確かに華やかだけが貴族ではありませんし、華美な学園など必要ないと思いました。
「そもそも、そんなに美しい学園がいいのなら、貴族たちに寄付金を募ればよいですわ。どれほどの寄付金が集まれば彼らの求めている煌びやかな学園が出来るのか理解させれば宜しいですし」
「それもそうでしたね。この要請書には貴族の間で寄付金を募る事も考慮せよと返事を返しましょう」
「それが宜しいですわ」
こうして暫し頭を悩ませていた学園からの要望書は、何とか処理ができそうですね。
私自身が貴族とのやり取りがあまり得意ではないので、リコネルがそばにいてくださって良かったと改めて思う瞬間です。
問題は今後も浮上するかもしれませんが、その時はその時で対応していきましょう。
「それから、明日のリコネル商会の親睦会ですけど、ジュリアス様も来られるんですの?」
「ええ、貴方さえ良ければですが。新人の小説家さんや絵本作家さん、挿絵作家さんなど中々会うことが出来ない存在ですからね」
「フフッ! 確かに小説作家に童話作家とは謎が多いですわよね。人気になる小説の名前は分かっても、作家の名前がいまいち覚えられないとかありますもの」
「そうですね、お恥ずかしい限りですが」
「それが作家の運命ですわよ。世に出ても本人の事は分からない。それが作家であり絵師ですわ」
クスクス笑いながら語るリコネルに、私は「なるほど……」と返事を返しました。
確かにそう思えば不思議な職業ですね。
「作家は姿を見せないのも1つの方法であり、やり方ですわ。姿が見えないほうが小説を楽しめると言うのもありますけど、姿が見えない事でミステリアスさが増して良いと言うのも1つの事情でもありますのよ」
「そうなのですね」
そんな会話をしながらも、私は無粋ながら作家さんに会えると言う事にワクワクしていました。

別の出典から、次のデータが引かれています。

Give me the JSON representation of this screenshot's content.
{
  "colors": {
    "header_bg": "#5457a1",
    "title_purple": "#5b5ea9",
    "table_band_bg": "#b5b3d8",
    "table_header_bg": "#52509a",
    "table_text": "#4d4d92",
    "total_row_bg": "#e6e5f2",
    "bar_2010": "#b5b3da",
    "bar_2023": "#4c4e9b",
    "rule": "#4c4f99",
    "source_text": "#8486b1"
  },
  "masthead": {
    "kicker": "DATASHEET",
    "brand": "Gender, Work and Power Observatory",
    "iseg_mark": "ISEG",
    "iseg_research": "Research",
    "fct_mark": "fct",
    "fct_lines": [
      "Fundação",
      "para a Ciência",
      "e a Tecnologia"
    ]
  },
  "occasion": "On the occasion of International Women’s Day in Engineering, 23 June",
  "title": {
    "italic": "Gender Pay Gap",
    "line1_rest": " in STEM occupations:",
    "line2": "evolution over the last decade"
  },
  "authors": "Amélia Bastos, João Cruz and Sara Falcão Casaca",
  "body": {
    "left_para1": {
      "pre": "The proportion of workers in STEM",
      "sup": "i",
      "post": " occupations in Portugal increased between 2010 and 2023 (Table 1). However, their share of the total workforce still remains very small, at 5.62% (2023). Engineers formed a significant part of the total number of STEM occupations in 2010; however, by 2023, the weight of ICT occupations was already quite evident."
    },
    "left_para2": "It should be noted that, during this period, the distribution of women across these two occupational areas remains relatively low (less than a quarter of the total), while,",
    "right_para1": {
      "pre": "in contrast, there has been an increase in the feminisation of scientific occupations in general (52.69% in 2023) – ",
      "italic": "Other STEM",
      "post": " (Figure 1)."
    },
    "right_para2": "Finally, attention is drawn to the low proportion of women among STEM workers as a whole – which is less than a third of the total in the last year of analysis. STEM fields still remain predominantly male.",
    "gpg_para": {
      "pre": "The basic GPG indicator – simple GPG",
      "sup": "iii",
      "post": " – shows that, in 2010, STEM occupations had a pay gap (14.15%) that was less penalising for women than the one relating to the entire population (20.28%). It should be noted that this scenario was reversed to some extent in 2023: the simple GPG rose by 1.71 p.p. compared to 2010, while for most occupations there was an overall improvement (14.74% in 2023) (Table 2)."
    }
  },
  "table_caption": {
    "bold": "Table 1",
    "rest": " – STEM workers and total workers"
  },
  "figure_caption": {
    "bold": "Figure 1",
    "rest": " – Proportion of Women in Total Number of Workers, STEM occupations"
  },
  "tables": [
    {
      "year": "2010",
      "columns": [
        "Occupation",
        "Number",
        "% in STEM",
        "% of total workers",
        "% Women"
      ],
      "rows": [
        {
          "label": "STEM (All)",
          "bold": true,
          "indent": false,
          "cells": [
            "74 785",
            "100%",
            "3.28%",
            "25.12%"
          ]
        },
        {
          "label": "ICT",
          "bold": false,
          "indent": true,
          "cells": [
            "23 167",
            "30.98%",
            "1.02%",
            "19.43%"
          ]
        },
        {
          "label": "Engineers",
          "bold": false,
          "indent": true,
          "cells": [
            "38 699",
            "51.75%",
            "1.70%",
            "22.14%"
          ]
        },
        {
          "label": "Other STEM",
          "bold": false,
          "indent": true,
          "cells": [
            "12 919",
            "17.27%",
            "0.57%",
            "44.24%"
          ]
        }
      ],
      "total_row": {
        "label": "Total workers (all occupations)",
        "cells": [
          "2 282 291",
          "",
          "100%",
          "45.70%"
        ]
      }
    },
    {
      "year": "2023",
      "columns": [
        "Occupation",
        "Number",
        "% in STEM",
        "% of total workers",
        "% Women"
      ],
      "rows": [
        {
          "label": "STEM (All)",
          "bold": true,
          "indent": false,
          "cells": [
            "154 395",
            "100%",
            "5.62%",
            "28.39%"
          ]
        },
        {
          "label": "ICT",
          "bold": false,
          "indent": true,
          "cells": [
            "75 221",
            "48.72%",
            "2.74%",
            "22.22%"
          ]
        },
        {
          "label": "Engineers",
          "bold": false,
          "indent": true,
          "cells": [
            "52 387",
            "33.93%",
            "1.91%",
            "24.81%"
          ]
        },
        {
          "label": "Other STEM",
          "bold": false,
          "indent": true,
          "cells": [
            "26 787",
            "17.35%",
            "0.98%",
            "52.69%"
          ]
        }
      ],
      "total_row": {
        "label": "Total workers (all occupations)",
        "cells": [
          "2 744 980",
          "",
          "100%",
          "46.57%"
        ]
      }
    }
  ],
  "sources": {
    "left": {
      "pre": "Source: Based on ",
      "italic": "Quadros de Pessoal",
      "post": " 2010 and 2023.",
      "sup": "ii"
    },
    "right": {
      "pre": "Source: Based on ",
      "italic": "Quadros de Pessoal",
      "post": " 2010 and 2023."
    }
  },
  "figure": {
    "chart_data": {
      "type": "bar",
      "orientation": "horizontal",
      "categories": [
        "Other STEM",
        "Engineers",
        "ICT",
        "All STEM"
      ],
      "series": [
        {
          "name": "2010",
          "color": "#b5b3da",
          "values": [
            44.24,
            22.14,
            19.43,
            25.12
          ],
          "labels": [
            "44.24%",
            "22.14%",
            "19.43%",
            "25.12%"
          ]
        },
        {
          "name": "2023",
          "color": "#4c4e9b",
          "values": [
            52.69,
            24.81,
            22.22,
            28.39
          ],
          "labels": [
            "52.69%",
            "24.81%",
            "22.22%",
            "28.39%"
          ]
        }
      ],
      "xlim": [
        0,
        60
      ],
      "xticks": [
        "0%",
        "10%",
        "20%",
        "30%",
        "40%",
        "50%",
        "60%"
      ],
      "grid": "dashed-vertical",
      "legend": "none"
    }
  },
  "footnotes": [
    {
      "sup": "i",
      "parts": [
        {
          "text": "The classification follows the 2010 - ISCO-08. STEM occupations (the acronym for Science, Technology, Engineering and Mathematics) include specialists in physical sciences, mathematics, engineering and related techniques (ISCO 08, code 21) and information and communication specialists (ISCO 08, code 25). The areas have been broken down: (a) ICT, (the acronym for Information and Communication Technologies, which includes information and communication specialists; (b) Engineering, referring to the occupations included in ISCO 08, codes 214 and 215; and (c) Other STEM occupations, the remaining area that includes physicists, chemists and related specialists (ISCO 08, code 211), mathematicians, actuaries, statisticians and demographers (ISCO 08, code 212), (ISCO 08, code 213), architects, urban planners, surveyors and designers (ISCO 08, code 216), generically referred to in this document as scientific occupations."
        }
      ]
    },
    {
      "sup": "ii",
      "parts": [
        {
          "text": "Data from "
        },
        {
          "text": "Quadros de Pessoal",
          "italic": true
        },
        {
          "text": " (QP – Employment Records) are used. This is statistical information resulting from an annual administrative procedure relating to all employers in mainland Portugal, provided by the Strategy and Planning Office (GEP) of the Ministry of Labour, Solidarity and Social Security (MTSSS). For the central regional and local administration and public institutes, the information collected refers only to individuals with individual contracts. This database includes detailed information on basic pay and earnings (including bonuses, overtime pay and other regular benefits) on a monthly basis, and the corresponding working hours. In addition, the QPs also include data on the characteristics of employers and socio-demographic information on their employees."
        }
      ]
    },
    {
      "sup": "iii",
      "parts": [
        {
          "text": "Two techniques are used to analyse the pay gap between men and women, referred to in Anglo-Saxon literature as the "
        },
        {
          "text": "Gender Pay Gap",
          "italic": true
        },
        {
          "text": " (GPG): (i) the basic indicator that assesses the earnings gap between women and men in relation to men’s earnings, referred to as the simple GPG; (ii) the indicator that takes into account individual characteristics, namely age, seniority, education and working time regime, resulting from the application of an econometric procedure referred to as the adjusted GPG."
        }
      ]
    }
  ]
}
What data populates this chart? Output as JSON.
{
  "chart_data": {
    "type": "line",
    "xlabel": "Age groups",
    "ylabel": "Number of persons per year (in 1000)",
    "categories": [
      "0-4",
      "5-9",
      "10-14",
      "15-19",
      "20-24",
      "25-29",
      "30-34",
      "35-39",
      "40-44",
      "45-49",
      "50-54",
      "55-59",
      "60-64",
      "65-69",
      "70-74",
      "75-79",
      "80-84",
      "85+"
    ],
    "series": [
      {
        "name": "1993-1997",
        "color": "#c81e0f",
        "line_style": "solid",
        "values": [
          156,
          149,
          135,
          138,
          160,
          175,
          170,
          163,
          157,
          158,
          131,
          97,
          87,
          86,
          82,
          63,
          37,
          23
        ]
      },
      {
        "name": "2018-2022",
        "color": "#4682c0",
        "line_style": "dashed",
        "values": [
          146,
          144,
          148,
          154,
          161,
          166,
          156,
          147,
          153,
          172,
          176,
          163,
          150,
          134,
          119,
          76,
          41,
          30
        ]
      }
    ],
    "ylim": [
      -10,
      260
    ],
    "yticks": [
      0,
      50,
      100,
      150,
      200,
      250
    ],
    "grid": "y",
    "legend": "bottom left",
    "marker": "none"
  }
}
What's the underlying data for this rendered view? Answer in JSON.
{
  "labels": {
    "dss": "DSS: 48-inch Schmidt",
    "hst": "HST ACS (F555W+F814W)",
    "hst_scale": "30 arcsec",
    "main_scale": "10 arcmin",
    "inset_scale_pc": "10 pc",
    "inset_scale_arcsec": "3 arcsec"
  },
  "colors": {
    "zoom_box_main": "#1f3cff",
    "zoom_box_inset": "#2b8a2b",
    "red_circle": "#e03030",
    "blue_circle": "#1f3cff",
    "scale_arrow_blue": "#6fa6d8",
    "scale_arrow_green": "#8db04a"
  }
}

リコネルを見ていても思いますが、まぁリコネルの場合公の場に出ることが多いので、一般的とは言えませんが……やはりどことなくミステリアスなのです。
作家とはそういうものなのでしょうか?
『ちなみに、我も明日一緒に行くぞ? セクシー小説を書く作家と言うのを見てみたいからのう!』
「ま、まぁ確かに」
一番会うのに勇気がいるのは、セクシー小説作家さんかもしれないと思いました。